Member of Parliament
- In office 5 March 1991 – 27 October 2006
- Preceded by: A. F. M. Fakhrul Islam Munshi
- Succeeded by: ABM Ghulam Mostafa
- Constituency: Comilla-4

Personal details
- Party: Bangladesh Nationalist Party

= Manjurul Ahsan Munshi =

Bangladeshi politician

Manjurul Ahsan Munshi is a former Bangladesh Nationalist Party politician who served as the Jatiya Sangsad member from Comilla-4 constituency in the 5th, 6th, 7th and 8th parliament.

==Career==
In April 2006, Comilla district court stayed the six-month imprisonment sentence against Munshi in a contempt of court case. In February 2007, Bangladesh Army-led forces detained 14 Bangladesh Nationalist Party politicians, including Munshi, for their alleged links with crime and corruption. In October, a special court sentenced Munshi to 13 years in jail for acquiring wealth illegally and concealing information on his property. He was released in November 2008 on a High Court bail from the Dhaka Central Jail. In January 2009, a magistrate court sentenced another seven and a half years' imprisonment to him for violating code of electoral conduct during the polling on 29 December 2008.

In June 2011, following an appeal by Munshi, the High Court acquitted Munshi of the corruption charges. After hearing the Anti-Corruption Commission's appeal, the Supreme Court, in February 2015, scrapped the verdict of acquittal and directed the High Court to rehear the appeal of Munshi. But in May 2017, the High Court upheld its verdict acquitting Munshi of charges related to acquiring wealth illegally and concealing information of his property.

==Personal life==
Munshi is married to Mazeda Ahsan.
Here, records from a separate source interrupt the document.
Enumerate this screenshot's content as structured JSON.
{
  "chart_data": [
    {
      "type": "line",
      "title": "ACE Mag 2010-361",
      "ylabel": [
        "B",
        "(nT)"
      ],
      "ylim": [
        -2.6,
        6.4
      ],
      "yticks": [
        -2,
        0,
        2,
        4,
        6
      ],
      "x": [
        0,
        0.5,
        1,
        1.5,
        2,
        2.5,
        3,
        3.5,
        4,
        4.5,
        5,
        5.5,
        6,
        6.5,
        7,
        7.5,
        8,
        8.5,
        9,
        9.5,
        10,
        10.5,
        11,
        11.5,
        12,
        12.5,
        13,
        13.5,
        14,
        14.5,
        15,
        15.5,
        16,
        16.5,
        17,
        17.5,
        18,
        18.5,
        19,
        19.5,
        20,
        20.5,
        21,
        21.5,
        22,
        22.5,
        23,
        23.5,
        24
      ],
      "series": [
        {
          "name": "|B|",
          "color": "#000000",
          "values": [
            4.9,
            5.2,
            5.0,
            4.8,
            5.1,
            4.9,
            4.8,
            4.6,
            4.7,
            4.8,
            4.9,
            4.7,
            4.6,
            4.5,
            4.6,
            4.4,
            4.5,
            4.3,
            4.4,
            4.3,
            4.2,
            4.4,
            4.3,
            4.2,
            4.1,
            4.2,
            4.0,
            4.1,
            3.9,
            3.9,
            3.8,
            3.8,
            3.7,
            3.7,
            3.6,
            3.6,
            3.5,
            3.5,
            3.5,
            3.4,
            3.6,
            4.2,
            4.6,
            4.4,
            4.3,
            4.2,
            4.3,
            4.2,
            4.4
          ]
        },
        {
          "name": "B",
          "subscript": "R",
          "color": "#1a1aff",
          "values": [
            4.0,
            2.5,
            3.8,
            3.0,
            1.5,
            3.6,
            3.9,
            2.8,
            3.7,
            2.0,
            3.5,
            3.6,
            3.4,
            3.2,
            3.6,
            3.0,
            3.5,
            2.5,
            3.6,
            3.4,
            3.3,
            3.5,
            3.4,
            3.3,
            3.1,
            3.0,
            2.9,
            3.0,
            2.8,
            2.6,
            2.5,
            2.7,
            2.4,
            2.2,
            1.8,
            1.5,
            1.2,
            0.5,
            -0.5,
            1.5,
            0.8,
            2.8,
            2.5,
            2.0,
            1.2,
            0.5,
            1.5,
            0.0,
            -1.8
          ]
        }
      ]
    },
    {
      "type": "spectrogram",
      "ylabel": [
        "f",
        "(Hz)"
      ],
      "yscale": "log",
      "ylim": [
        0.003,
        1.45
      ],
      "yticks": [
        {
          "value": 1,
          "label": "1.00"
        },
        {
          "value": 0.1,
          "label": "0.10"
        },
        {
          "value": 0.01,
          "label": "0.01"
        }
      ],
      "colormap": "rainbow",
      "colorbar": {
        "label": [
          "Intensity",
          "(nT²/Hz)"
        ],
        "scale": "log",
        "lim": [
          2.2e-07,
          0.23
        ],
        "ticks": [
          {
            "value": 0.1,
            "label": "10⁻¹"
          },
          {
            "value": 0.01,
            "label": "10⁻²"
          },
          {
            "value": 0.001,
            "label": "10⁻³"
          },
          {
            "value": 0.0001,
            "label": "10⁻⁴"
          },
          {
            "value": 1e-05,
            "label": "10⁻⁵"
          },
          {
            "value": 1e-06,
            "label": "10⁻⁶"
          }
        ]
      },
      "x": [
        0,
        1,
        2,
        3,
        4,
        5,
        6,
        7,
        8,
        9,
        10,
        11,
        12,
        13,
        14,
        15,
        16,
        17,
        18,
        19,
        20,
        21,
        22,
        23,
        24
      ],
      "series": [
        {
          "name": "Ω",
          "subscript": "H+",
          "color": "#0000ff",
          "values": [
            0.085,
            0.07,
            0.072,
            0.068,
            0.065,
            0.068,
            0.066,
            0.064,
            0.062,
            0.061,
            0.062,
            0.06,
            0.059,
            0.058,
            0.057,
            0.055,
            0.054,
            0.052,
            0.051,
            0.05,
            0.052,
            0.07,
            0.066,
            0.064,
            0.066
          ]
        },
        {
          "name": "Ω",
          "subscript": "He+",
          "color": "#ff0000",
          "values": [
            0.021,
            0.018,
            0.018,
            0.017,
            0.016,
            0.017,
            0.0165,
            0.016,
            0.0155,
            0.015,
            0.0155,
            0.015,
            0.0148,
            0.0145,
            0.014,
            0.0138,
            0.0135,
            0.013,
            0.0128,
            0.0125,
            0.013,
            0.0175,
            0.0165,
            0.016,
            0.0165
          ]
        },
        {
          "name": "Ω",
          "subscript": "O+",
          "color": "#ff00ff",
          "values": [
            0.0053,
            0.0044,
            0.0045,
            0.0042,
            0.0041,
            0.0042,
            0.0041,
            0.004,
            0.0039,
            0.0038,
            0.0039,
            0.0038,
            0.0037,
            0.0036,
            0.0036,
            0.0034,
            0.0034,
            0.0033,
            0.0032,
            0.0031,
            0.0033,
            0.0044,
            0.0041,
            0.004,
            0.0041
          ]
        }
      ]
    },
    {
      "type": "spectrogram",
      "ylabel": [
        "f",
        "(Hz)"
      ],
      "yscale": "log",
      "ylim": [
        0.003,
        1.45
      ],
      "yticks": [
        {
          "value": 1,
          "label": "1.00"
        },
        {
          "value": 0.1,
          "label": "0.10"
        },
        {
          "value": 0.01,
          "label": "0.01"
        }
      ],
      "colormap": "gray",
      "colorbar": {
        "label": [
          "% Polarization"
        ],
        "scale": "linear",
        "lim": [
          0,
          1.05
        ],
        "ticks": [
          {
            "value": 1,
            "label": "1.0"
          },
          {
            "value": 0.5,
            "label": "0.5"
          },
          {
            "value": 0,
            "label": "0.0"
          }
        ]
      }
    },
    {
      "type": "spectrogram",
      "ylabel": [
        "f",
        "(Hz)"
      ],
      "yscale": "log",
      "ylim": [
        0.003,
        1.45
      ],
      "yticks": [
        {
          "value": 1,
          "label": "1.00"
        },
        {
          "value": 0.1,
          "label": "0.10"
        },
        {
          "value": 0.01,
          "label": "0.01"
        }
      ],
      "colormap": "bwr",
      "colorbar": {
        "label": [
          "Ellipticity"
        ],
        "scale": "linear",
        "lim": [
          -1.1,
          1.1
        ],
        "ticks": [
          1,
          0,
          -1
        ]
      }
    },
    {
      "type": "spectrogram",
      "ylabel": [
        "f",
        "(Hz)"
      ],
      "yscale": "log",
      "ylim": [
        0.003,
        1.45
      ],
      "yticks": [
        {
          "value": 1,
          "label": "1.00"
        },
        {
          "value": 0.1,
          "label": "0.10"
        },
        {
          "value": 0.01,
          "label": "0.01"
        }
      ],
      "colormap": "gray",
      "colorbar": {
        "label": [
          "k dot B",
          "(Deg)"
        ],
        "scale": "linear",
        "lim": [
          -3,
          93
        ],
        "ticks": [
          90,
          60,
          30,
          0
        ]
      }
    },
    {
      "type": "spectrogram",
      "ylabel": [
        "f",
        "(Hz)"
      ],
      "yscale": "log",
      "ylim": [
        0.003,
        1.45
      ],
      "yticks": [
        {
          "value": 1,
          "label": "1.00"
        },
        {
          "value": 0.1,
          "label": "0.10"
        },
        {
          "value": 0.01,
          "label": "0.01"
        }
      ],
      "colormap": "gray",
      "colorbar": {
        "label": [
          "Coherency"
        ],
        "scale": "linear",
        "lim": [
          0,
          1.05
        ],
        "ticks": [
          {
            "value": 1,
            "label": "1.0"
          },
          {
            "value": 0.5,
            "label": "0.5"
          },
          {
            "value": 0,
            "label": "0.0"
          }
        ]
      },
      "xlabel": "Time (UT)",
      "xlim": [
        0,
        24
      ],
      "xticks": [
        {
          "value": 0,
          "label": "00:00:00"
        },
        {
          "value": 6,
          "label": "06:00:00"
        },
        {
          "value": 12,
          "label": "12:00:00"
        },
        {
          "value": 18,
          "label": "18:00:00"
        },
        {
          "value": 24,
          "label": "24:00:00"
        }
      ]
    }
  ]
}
Together they have two sons, Rizviul Ahsan Munshi and Rizwanul Ahsan Munshi.

== Nomination Cancellation Controversy ==
In the 2026 Bangladeshi general election, Manjurul Ahsan Munshi received the nomination of the Bangladesh Nationalist Party for the Comilla-4 constituency. During the preliminary scrutiny, the concerned Returning Officer declared his nomination valid, however, rival candidate Hasnat Abdullah appealed to the Election Commission, alleging that Munshi had concealed information regarding loan default. Following the hearing, the Commission declared Munshi’s nomination invalid.

Munshi challenged the decision by filing writ petitions with the High Court Division and the Appellate Division of the Supreme Court of Bangladesh; however, both petitions were dismissed, rendering him ineligible to contest the election from the Comilla-4 constituency.

== Expulsion from BNP ==
In February 2026, Munshi was expelled from the BNP after a video circulated in which he was heard threatening voters during the campaign for the 2026 Bangladeshi general election. The party stated that his remarks and actions were "against party policy, ideals, and organization."